At some point, most found a space in a seat or on the floor and nodded off to sleep, and the bus was quiet again as we made our way down Highway 75, through Hinton and then Merrill as we neared campus for our 3:30 a.m. arrival. With Coach Hanson now at the wheel, I could not help but think how grateful I was to be surrounded once again by a motley crew of wonderful, life-giving young men. When I am in the gym with these guys or they stop by my office for a Tim Hortons coffee or they are over for Sunday soup, I sometimes think to myself “I get to do this!” In a season of transition for our family, I once again realize that I need this team more than they need me, and it reminds me again that God surprises us sometimes when we ask Him to give us what we stand in need of. And while I’m not sure there is such a thing as a good loss, the players used it as motivation that led them to defeat that same Ottawa team a few weeks later and secure the number two ranking in the GPAC tournament, a first for men’s volleyball at Dordt.
So why the surprise tears back in July?

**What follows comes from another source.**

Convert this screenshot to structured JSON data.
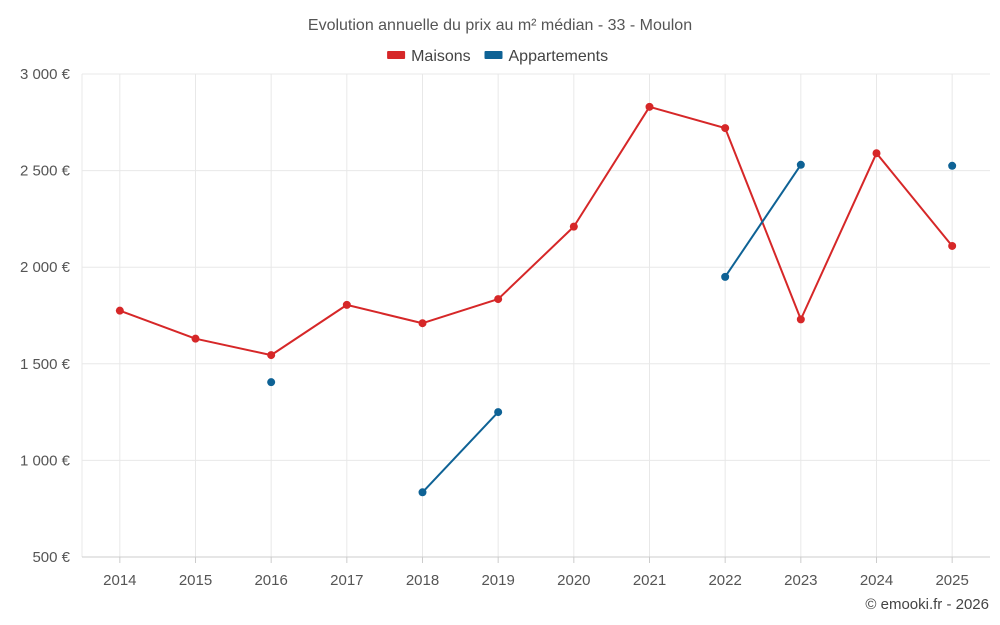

I’m still not sure, but if home is a safe place to be and a place where you are invited to become more fully the person God created you to be, then that field and those people and those van rides were a bit of a home for me. In their own way, that team provided shelter for me many years ago, and it felt good to be standing on that grass field one more time to give thanks for their short but faithful presence in my life. And now? Well, I hope I can be part of providing that same place and space and shelter for some of the guys on the volleyball team, and my deep hope is that one day some of them return to campus and they might also say, “It’s good to be home”, because it is.